2004 – Viajes del año

Douz, puerta del Sáhara – Túnez. 2004-V-12

Hoy he visto Lawrence de Arabia (1962) del director británico David Lean. Ya sé lo que me vais a decir, no hace falta que me gritéis, pero la verdad… nunca reunía el binomio tiempo-ganas para verla. ¡Perdónenme los cinéfilos!

La película, para aquellos que no la hayan visto, versa sobre un soldado británico en 1917, enviado por la Corona para apoyar a los árabes en plena Guerra Mundial contra Turquía, la primera que no la segunda. Recordemos que los turcos apoyaron a los Imperios Centrales (Alemania y Austria-Hungría), a la postre perdedores de la que fuera llamada: La Gran Guerra. Lawrence se integrará y amará al pueblo árabe, en defensa de su propia independencia.

Durante esos 222 minutos que dura la película (parece menos tiempo dicho así, porque… ¡son tres horas y media de película!), aparece una infinidad de secuencias en el desierto. Ya se sabe que la fotografía cinematográfica tanto del desierto como del mar es muy agradecida… esa inmensidad inconmensurable metida en una pantalla. La soledad de las palmeras, la suavidad de las dunas, los despejados horizontes; el sol y el infinito unidos…

La película me ha devuelto a la memoria la primera vez que subí a un dromedario en pleno desierto africano. Fue en 2004, los días 12 y 13 de mayo, cuando visité Túnez durante una semana. Desde la capital de aquel país viajamos hacia el sur, descendimos los 475 kilómetros que la separan de Douz, la puerta del desierto.

¡El Sáhara!

¡El Sáhara!

La ciudad es el último oasis, con sus 50.000 palmeras, antes de adentrarte en el desierto del Sáhara. Desde allí partían en la antiguedad las caravanas comerciales trans-saharianas que debían llegar a África subsahariana. Hoy es un punto turístico para ver el desierto, además de acoger el Festival Internacional del Sáhara, llamado así a partir de 1967 cuando Túnez consiguió su independencia y se proclamó como República (en origen Festival del camello, allá por 1910, cuando Túnez estaba bajo dominio francés).

El viaje hasta Douz ofrece paisajes espectaculares. Poco a poco notas cómo la soledad del desierto invade el paisaje… cómo todo va desapareciendo al tiempo que se avanza por la única carretera (de las que “en occidente” llamaríamos de tercera regional).

Mi amiga Vic, grata compañera de viaje

Mi amiga Vic, grata compañera de viaje

La sencilla carretera comunica la grandeza del desierto con la “civilización”. Bajar hasta allí y visitar aquellos pueblos y aldeas que nos encontrábamos, me ofreció por primera vez en mi vida una visión panorámica histórica-social. Me explico: fue retroceder en el tiempo, viajar con el pensamiento a la historia de una España si no medieval sí decimonónica: rural, pobre y atrasada. Poblaciones con sus calles de tierra, sin alcantarillado, sin apenas electricidad… “arreglando” un cordero y dejando el matarife allí mismo los desperdicios, en medio de la calle, junto a la gente que había acudido como acto social… me faltó oir aquellos de ¡agua va! Pude ver perfectamente cualquier pueblo rural de España cien años atrás, al estilo de las Hurdes cuando Buñuel hizo su crítica de Tierra sin pan: población marginada, atrasada, sumida en la pobreza, en las desigualdades, en el costumbrismo y la superstición… sin apenas adelantos tecnológicos, comodidades o ayudas sociales. Digno de ver ese salto en el tiempo para reflexionar que no necesitamos tantas cosas para vivir y ser felices.

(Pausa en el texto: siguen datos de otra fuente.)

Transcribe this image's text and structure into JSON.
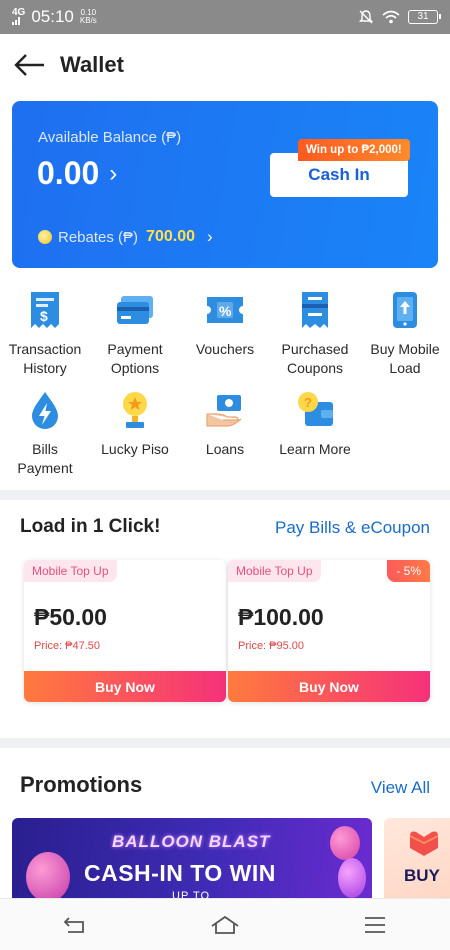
{
  "status_bar": {
    "network": "4G",
    "time": "05:10",
    "speed_value": "0.10",
    "speed_unit": "KB/s",
    "battery": "31"
  },
  "header": {
    "title": "Wallet"
  },
  "balance": {
    "label": "Available Balance (₱)",
    "amount": "0.00",
    "promo_tag": "Win up to ₱2,000!",
    "cash_in_label": "Cash In",
    "rebates_label": "Rebates (₱)",
    "rebates_value": "700.00"
  },
  "services": [
    {
      "line1": "Transaction",
      "line2": "History",
      "icon": "receipt-dollar-icon"
    },
    {
      "line1": "Payment",
      "line2": "Options",
      "icon": "cards-icon"
    },
    {
      "line1": "Vouchers",
      "line2": "",
      "icon": "percent-ticket-icon"
    },
    {
      "line1": "Purchased",
      "line2": "Coupons",
      "icon": "coupon-icon"
    },
    {
      "line1": "Buy Mobile",
      "line2": "Load",
      "icon": "mobile-upload-icon"
    },
    {
      "line1": "Bills",
      "line2": "Payment",
      "icon": "water-drop-bolt-icon"
    },
    {
      "line1": "Lucky Piso",
      "line2": "",
      "icon": "trophy-icon"
    },
    {
      "line1": "Loans",
      "line2": "",
      "icon": "hand-money-icon"
    },
    {
      "line1": "Learn More",
      "line2": "",
      "icon": "question-wallet-icon"
    }
  ],
  "load_section": {
    "title": "Load in 1 Click!",
    "link": "Pay Bills & eCoupon",
    "cards": [
      {
        "tag": "Mobile Top Up",
        "amount": "₱50.00",
        "price": "Price: ₱47.50",
        "button": "Buy Now",
        "discount": ""
      },
      {
        "tag": "Mobile Top Up",
        "amount": "₱100.00",
        "price": "Price: ₱95.00",
        "button": "Buy Now",
        "discount": "- 5%"
      }
    ]
  },
  "promotions": {
    "title": "Promotions",
    "view_all": "View All",
    "banner_line1": "BALLOON BLAST",
    "banner_line2": "CASH-IN TO WIN",
    "banner_line3": "UP TO",
    "banner2_text": "BUY"
  },
  "colors": {
    "accent_blue": "#1f6ff0",
    "link_blue": "#1a6cc9",
    "buy_gradient_start": "#ff7a3d",
    "buy_gradient_end": "#f5317a",
    "rebate_yellow": "#ffe14d"
  }
}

Douz es distinto a esos otros pueblos. A pesar de no tener muchas cosas para visitar, está preparada para absorber a los turistas y para que éstos se dejen allí pequeñas propinas haciendo “turistadas”. Como buenos turistas que éramos: Mª Luz, Mª Elena, Vic y un servidor, nos montamos en dromedarios para adentrarnos en el desierto en una caravana organizada, todo ello ataviados con chilabas que allí mismo te “obligaban” a poner (¡¡no apto para escrupulosos…!! a saber la primera, única y última vez que se lavarían aquella prendas).

Un jóven yo de nómada

Un joven yo de nómada

Fue la primera vez que vi el Sáhara. Grandes dunas. Arena blanca. Sol radiante. A los pocos minutos de estar allí tomas consciencia de que eres un pequeño e insignificante punto en medio del mundo… a merced y capricho de los elementos.

Douz es la antesala al desierto, el nexo de unión entre nómadas y habitantes del desierto. Un regalo para los sentidos.